神官ロザリー
「キリカといい、ドロテアといい、なぜあんな馬鹿なことをしでかしてしまったのか……」
はあ、とため息をついたあと、ゆっくりとお茶を飲むロザリー。ユーリも自分のティーカップを持ったままうつむいた。
二人が飲んでいるのはもちろん異物が混入していないお茶だ。
ドロテアとのお見合いの名残で少々散らかっていたテーブルの上をアンナが素早く片付け、新たにユーリとロザリーのためのお茶を用意したのである。
「誠実な態度で臨めば、結果は変わったかもしれないというのに……愚かなことです」
青い瞳に悲しみを湛え、先ほどから神官のお手本となるようなことを口にしているロザリーであったが。
実は、ロザリーはそんじょそこらの女とは比較にならないほどの、ドスケベボディの持ち主であった。しかもなぜか体にぴっちりとフィットする衣装を身に着けている。本人にはまったくその自覚がない。
聖的な言葉が性的な体から発せられるのだ。そのアンバランスさに大抵の男はクラクラしてしまう。もちろん勇者ユーリとて例外ではない。
あまりじろじろ見てはいけないと自制するユーリであったが、ついちらちらと豊満な胸に目をやってしまい、慌てて目を逸らすという行為を繰り返している。年頃の男なのでしかたないことであった。
そんな葛藤を知ってか知らずか、ロザリーは居住まいを正してユーリをまっすぐ見据えた。

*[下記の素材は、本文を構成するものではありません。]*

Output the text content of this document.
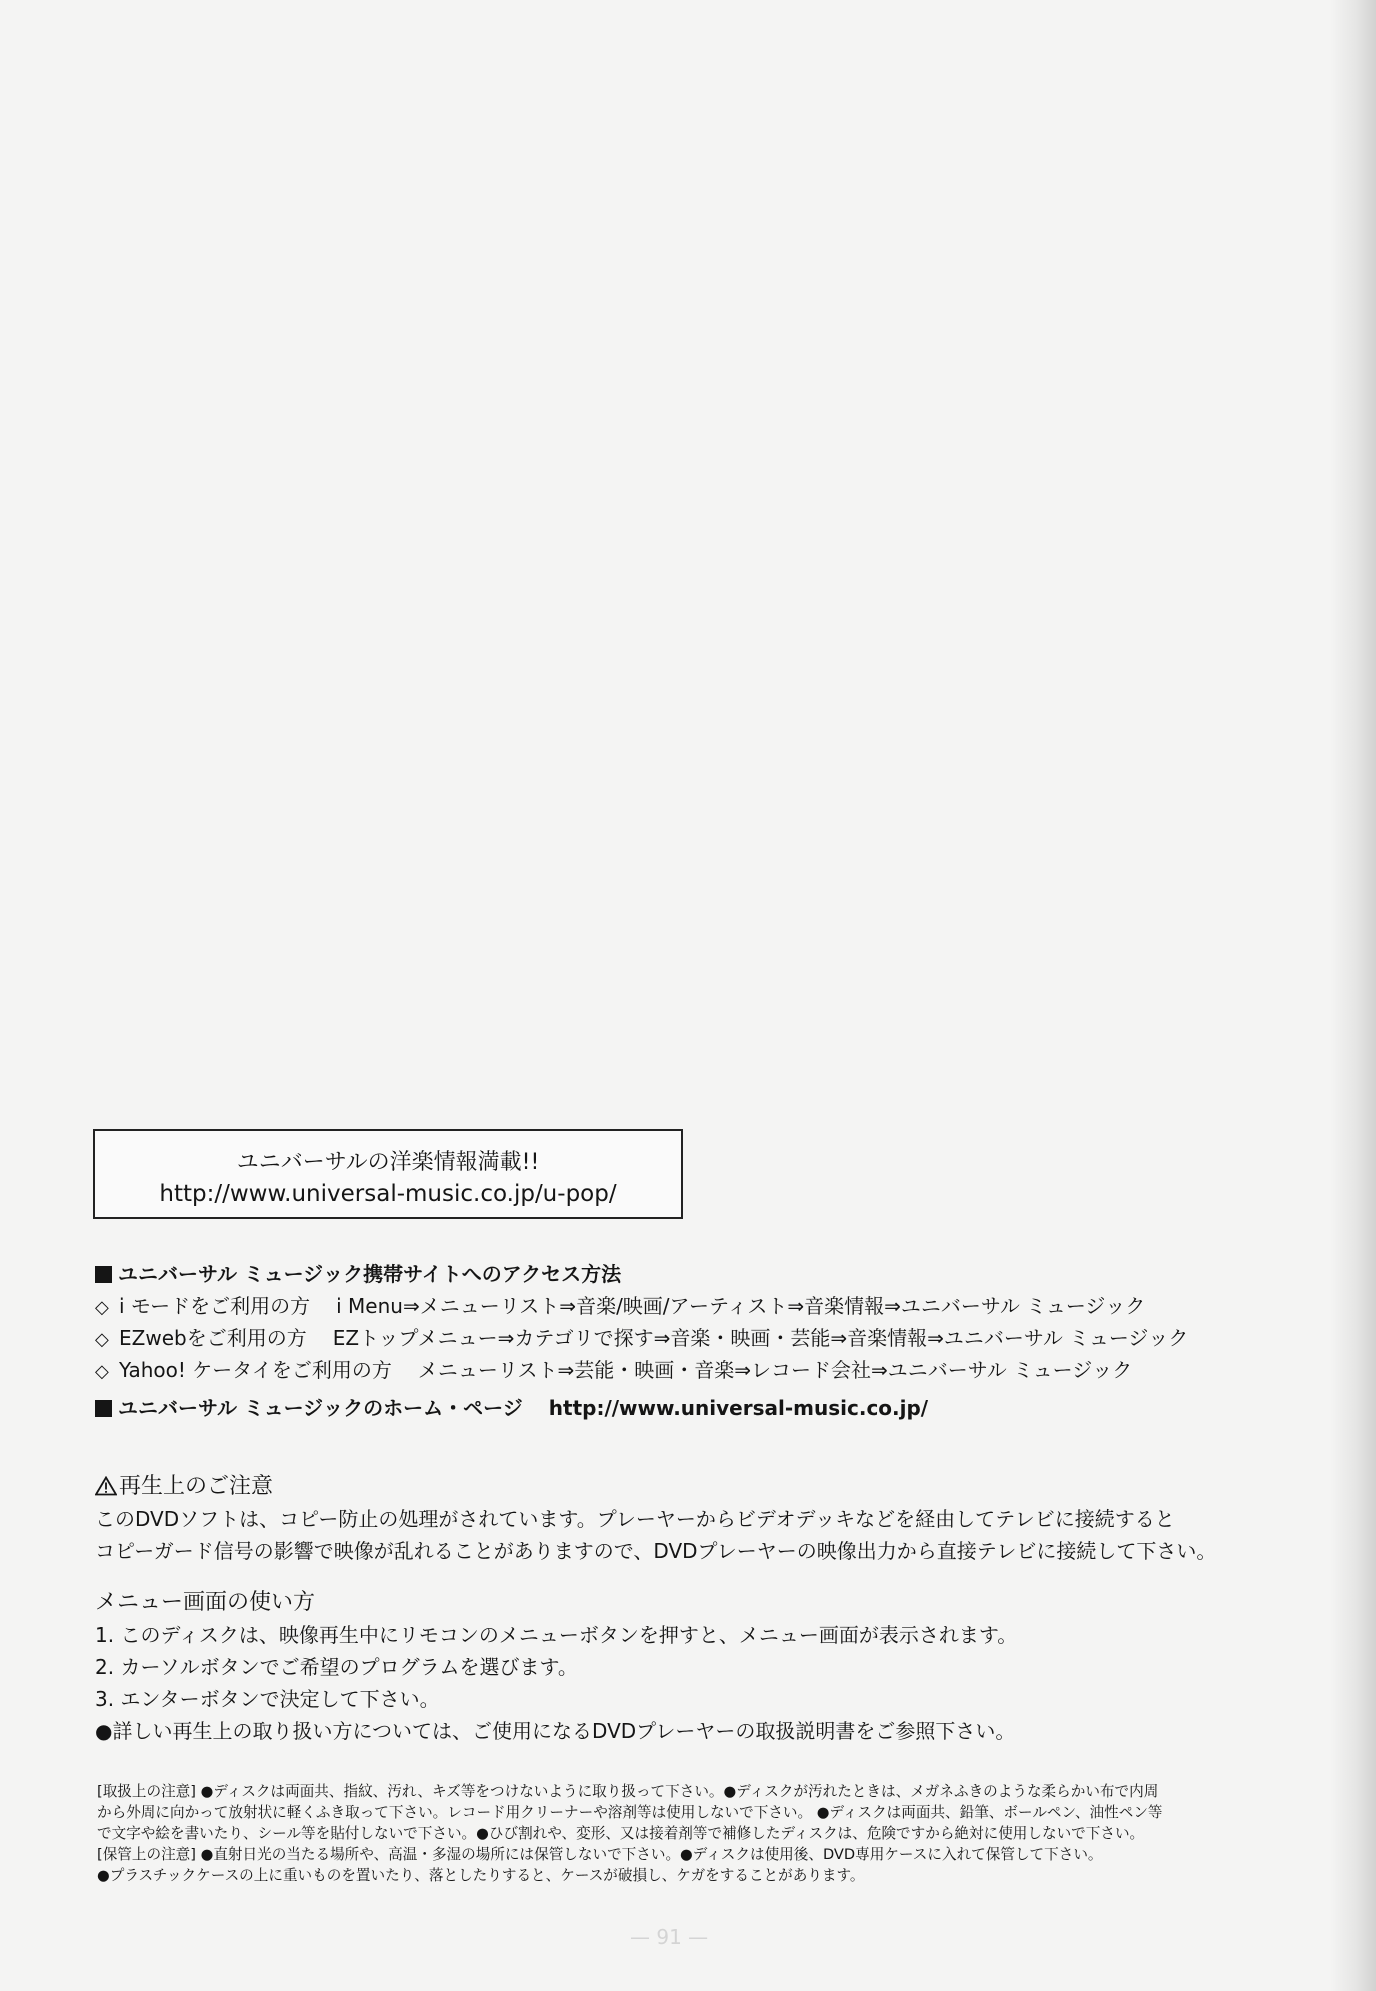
ユニバーサルの洋楽情報満載!!
http://www.universal-music.co.jp/u-pop/
ユニバーサル ミュージック携帯サイトへのアクセス方法
◇ i モードをご利用の方 i Menu⇒メニューリスト⇒音楽/映画/アーティスト⇒音楽情報⇒ユニバーサル ミュージック
◇ EZwebをご利用の方 EZトップメニュー⇒カテゴリで探す⇒音楽・映画・芸能⇒音楽情報⇒ユニバーサル ミュージック
◇ Yahoo! ケータイをご利用の方 メニューリスト⇒芸能・映画・音楽⇒レコード会社⇒ユニバーサル ミュージック
ユニバーサル ミュージックのホーム・ページ http://www.universal-music.co.jp/
再生上のご注意
このDVDソフトは、コピー防止の処理がされています。プレーヤーからビデオデッキなどを経由してテレビに接続すると
コピーガード信号の影響で映像が乱れることがありますので、DVDプレーヤーの映像出力から直接テレビに接続して下さい。
メニュー画面の使い方
1. このディスクは、映像再生中にリモコンのメニューボタンを押すと、メニュー画面が表示されます。
2. カーソルボタンでご希望のプログラムを選びます。
3. エンターボタンで決定して下さい。
●詳しい再生上の取り扱い方については、ご使用になるDVDプレーヤーの取扱説明書をご参照下さい。
[取扱上の注意] ●ディスクは両面共、指紋、汚れ、キズ等をつけないように取り扱って下さい。●ディスクが汚れたときは、メガネふきのような柔らかい布で内周
から外周に向かって放射状に軽くふき取って下さい。レコード用クリーナーや溶剤等は使用しないで下さい。 ●ディスクは両面共、鉛筆、ボールペン、油性ペン等
で文字や絵を書いたり、シール等を貼付しないで下さい。●ひび割れや、変形、又は接着剤等で補修したディスクは、危険ですから絶対に使用しないで下さい。
[保管上の注意] ●直射日光の当たる場所や、高温・多湿の場所には保管しないで下さい。●ディスクは使用後、DVD専用ケースに入れて保管して下さい。
●プラスチックケースの上に重いものを置いたり、落としたりすると、ケースが破損し、ケガをすることがあります。
— 91 —
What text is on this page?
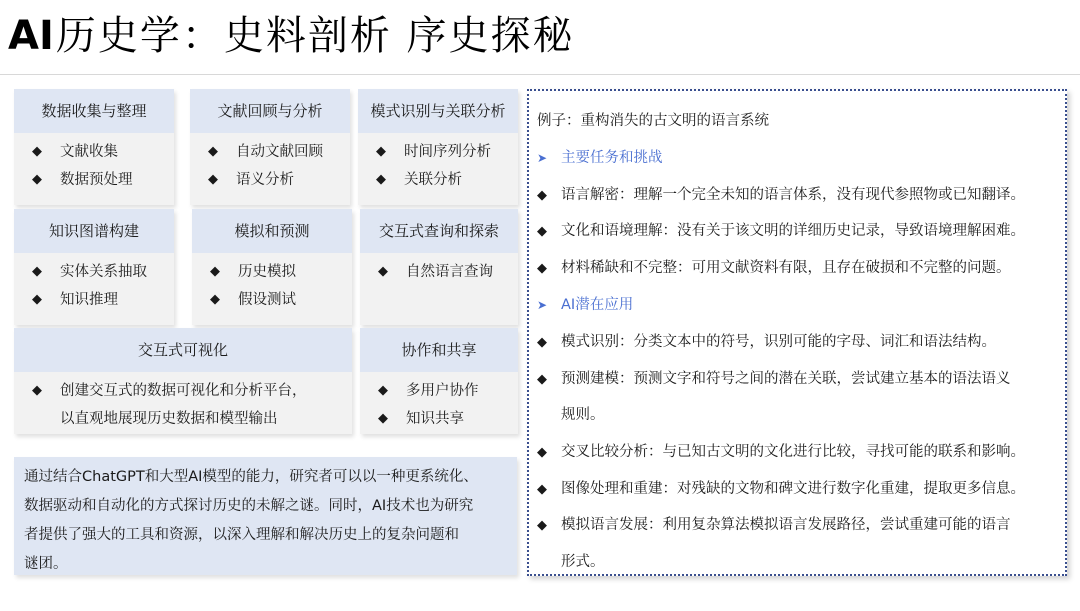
AI历史学：史料剖析 序史探秘
数据收集与整理
◆ 文献收集
◆ 数据预处理
文献回顾与分析
◆ 自动文献回顾
◆ 语义分析
模式识别与关联分析
◆ 时间序列分析
◆ 关联分析
知识图谱构建
◆ 实体关系抽取
◆ 知识推理
模拟和预测
◆ 历史模拟
◆ 假设测试
交互式查询和探索
◆ 自然语言查询
交互式可视化
◆ 创建交互式的数据可视化和分析平台，
以直观地展现历史数据和模型输出
协作和共享
◆ 多用户协作
◆ 知识共享
通过结合ChatGPT和大型AI模型的能力，研究者可以以一种更系统化、
数据驱动和自动化的方式探讨历史的未解之谜。同时，AI技术也为研究
者提供了强大的工具和资源，以深入理解和解决历史上的复杂问题和
谜团。
例子：重构消失的古文明的语言系统
➤ 主要任务和挑战
◆ 语言解密：理解一个完全未知的语言体系，没有现代参照物或已知翻译。
◆ 文化和语境理解：没有关于该文明的详细历史记录，导致语境理解困难。
◆ 材料稀缺和不完整：可用文献资料有限，且存在破损和不完整的问题。
➤ AI潜在应用
◆ 模式识别：分类文本中的符号，识别可能的字母、词汇和语法结构。
◆ 预测建模：预测文字和符号之间的潜在关联，尝试建立基本的语法语义
规则。
◆ 交叉比较分析：与已知古文明的文化进行比较，寻找可能的联系和影响。
◆ 图像处理和重建：对残缺的文物和碑文进行数字化重建，提取更多信息。
◆ 模拟语言发展：利用复杂算法模拟语言发展路径，尝试重建可能的语言
形式。
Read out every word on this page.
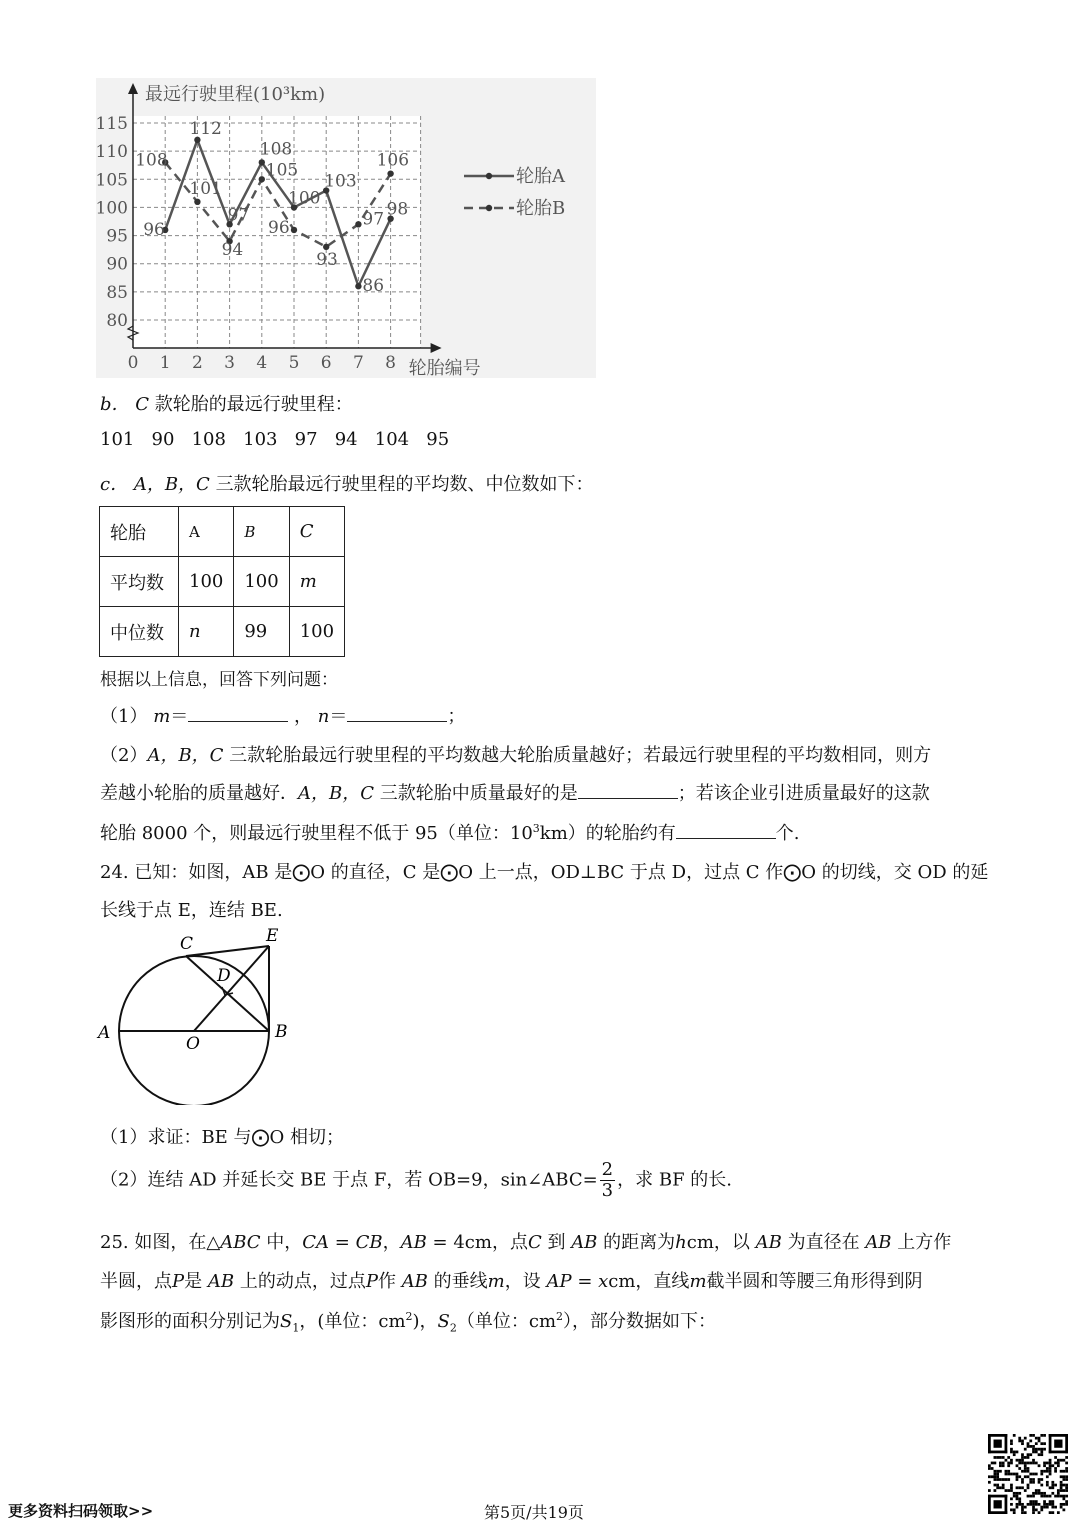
115
110
105
100
95
90
85
80
0 1 2 3 4 5 6 7 8
最远行驶里程(10³km)
轮胎编号
96
112
97
108
100
103
86
98
108
101
94
105
96
93
97
106
轮胎A
轮胎B
b． C 款轮胎的最远行驶里程：
101   90   108   103   97   94   104   95
c． A，B，C 三款轮胎最远行驶里程的平均数、中位数如下：
轮胎	A	B	C
平均数	100	100	m
中位数	n	99	100
根据以上信息，回答下列问题：
（1） m＝	， n＝	；
（2）A，B，C 三款轮胎最远行驶里程的平均数越大轮胎质量越好；若最远行驶里程的平均数相同，则方
差越小轮胎的质量越好．A，B，C 三款轮胎中质量最好的是	；若该企业引进质量最好的这款
轮胎 8000 个，则最远行驶里程不低于 95（单位：$10^3km$）的轮胎约有	个.
24. 已知：如图，AB 是⨀O 的直径，C 是⨀O 上一点，OD⊥BC 于点 D，过点 C 作⨀O 的切线，交 OD 的延
长线于点 E，连结 BE.
C	E
D
A
O
B
（1）求证：BE 与⨀O 相切；
（2）连结 AD 并延长交 BE 于点 F，若 OB=9，sin∠ABC= $\frac{2}{3}$ ，求 BF 的长.
25. 如图，在△ABC 中，CA = CB，AB = 4cm，点C 到 AB 的距离为hcm，以 AB 为直径在 AB 上方作
半圆，点P是 AB 上的动点，过点P作 AB 的垂线m，设 AP = xcm，直线m截半圆和等腰三角形得到阴
影图形的面积分别记为$S_1$，(单位：$cm^2$)，$S_2$（单位：$cm^2$），部分数据如下：
更多资料扫码领取>>	第5页/共19页
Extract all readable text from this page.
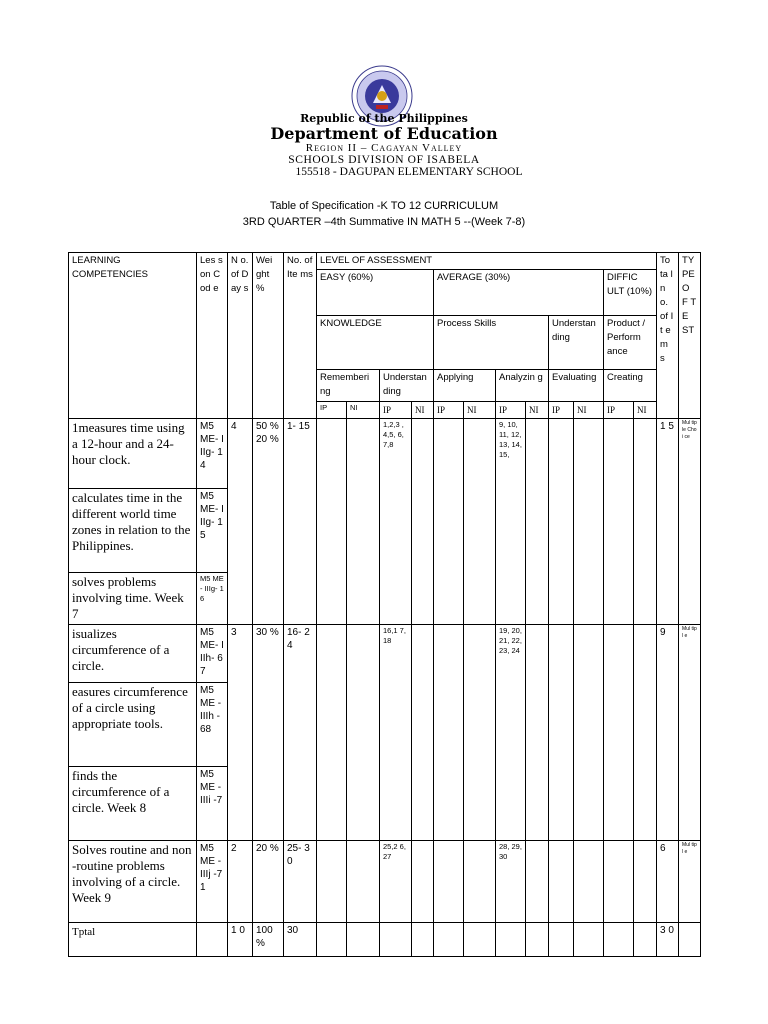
Republic of the Philippines
Department of Education
Region II – Cagayan Valley
SCHOOLS DIVISION OF ISABELA
155518 - DAGUPAN ELEMENTARY SCHOOL
Table of Specification -K TO 12 CURRICULUM
3RD QUARTER –4th Summative IN MATH 5 --(Week 7-8)
LEARNING COMPETENCIES	Les son Cod e	N o. of D ay s	Wei ght %	No. of Ite ms	LEVEL OF ASSESSMENT												To ta l n o. of It e m s	TY PE O F TE ST
					EASY (60%)				AVERAGE (30%)						DIFFIC ULT (10%)			
					KNOWLEDGE				Process Skills				Understan ding		Product / Perform ance			
					Rememberi ng		Understan ding		Applying		Analyzin g		Evaluating		Creating			
					IP	NI	IP	NI	IP	NI	IP	NI	IP	NI	IP	NI		
1measures time using a 12-hour and a 24-hour clock.	M5 ME- IIIg- 14	4	50 % 20 %	1- 15			1,2,3 ,4,5, 6,7,8				9, 10, 11, 12, 13, 14, 15,						1 5	Mul tiple Choi ce
calculates time in the different world time zones in relation to the Philippines.	M5 ME- IIIg- 15																	
solves problems involving time. Week 7	M5 ME- IIIg- 16																	
isualizes circumference of a circle.	M5 ME- IIIh- 67	3	30 %	16- 24			16,1 7,18				19, 20, 21, 22, 23, 24						9	Mul tipl e
easures circumference of a circle using appropriate tools.	M5 ME - IIIh -68																	
finds the circumference of a circle. Week 8	M5 ME - IIIi -7																	
Solves routine and non -routine problems involving of a circle. Week 9	M5 ME - IIIj -71	2	20 %	25- 30			25,2 6,27				28, 29, 30						6	Mul tipl e
Tptal		1 0	100 %	30													3 0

「まず、あなたに言っておかなければならないことがあります……」
改まった声に、ユーリもあわててロザリーの顔を正面から見つめ返した。
一体何を言うつもりなのだろうとユーリが身構える中、ロザリーは目を閉じてすううと息を吸い込んだあと、何やら決意したのか両の瞳と口とを開き。
「わたくしは、神に処女を捧げました!」
白昼いきなりの爆弾発言。
ユーリはまず目をまん丸にし、続いてその言葉からある行為を思い浮かべてしまい、たちまち顔を真っ赤にする。ちなみに、顔を赤くしたのはロザリーも同じだった。
「あ、精神的な意味で、ですけれども……肉体的には、その、まだ誰ともいたしたことはありませんが……」
先ほどのはしたない発言に、もじもじしながら小さく付け加えるロザリー。その告白により彼女とユーリはますます恥ずかしい気持ちになった。
「あー、おほん、おほん」
わざとらしい咳払いによって、ロザリーは少なくとも表面上は平静さを取り戻した。
「……というわけで、あなたのことはお慕い申し上げているのですが、夫婦になることは教義上、困難なことだと言わざるを得ません……」
心底残念そうに、心情を吐露するロザリー。
「でも、きっと100年も経てば神もお許しになると思います。それまで待っていてくださいますか?」
潤んだ瞳でユーリを見つめるロザリー。
類まれなるスタイルを持った絶世の美女に、こんなことを言われて断れる男がいるであろうか?
しばらく静かな時間が経過する。
……ユーリはやがて、首をゆっくりと横に振り、受け入れられないという意思を示した。
やはり、たとえどんな美女であったとしても、おばあちゃんになるまで待つことは出来ないということである。